The British Racing Drivers' Club is 75

This week marks the 75th anniversary of the first meeting of the BRDC, which took place in London in 1928.Originally conceived as an informal dining club for racing drivers, the BRD C was the brainchild of Bentley Le Mans racer Dr Jack Benjafield with membership restricted to gentlemen racing drivers of proven success and experience. The aim of the club was to promote the interests of motorsport in Britain, to extend hospitality to drivers visiting from abroad and to further the efforts of British drivers when they competed abroad. The BRDC quickly went into race organisation with the first BRDC event being at Brooklands in 1929. The BRDC organised races throughout the 1930s and was revived after the war. In 1951 the BRDC was offered the lease of Silverstone aerodrome by the Royal Automobile Club and, under the presidency of Earl Howe, the BRDC began to develop Silverstone into a major motor racing centre with circuit manager Jimmy Brown playing an important role. Earl Howe was succeeded as BRDC president in 1964 by The Hon Gerard Lascelles, who ran the club from 1964 until 1991. The organisation was revamped in 1966 with Silverstone Circuits Ltd created to develop the commercial activities of the club and all profits made were reinvested in the sport. In 1971 the BRDC bought the entire 720-acre estate and was thus free to develop the industrial park beside the track, the national circuit and other facilities.
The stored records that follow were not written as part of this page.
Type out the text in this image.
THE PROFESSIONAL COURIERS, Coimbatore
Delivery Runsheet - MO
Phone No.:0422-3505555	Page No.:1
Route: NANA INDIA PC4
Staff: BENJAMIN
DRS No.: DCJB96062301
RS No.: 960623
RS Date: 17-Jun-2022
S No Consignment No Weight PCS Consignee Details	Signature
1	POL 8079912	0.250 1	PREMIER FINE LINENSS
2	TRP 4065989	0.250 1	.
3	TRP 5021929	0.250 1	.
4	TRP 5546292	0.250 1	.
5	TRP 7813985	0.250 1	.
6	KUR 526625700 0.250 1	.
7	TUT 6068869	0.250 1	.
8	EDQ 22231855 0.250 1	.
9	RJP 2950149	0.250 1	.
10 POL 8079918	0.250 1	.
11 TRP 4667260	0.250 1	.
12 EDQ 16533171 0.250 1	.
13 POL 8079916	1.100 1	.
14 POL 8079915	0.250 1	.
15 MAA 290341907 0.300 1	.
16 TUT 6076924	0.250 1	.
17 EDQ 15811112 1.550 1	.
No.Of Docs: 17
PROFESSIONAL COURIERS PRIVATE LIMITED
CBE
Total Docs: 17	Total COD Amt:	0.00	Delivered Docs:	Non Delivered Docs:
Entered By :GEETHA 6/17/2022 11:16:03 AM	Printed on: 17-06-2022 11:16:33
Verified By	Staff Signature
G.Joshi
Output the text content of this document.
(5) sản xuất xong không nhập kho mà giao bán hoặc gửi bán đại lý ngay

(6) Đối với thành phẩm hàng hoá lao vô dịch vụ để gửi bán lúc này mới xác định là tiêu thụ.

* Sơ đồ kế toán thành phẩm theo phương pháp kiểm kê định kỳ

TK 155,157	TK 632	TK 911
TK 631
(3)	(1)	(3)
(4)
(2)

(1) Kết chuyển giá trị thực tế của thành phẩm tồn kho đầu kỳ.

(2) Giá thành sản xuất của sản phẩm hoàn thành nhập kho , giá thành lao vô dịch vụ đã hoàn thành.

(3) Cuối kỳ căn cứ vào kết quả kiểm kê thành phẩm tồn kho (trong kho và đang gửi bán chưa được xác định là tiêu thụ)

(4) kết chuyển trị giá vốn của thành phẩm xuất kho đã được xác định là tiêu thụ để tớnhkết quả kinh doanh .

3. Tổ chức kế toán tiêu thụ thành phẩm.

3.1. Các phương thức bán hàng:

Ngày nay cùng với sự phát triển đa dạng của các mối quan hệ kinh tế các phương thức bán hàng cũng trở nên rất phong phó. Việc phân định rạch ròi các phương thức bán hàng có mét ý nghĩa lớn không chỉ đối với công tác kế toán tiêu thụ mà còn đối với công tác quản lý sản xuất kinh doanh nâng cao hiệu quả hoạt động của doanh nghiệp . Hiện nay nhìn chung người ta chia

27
In recent years the BRDC has undergone various upheavals in the face of increasing commercialisation but under the guidance of president Sir Jackie Stewart and chairman Martin Brundle the club was restructured again to allow Silverstone to be run more efficiently although there are currently problems as Octagon Motorsports, which leases the circuit from the BRDC has announced its desire to get out of motor racing and is looking for someone to take over the lease.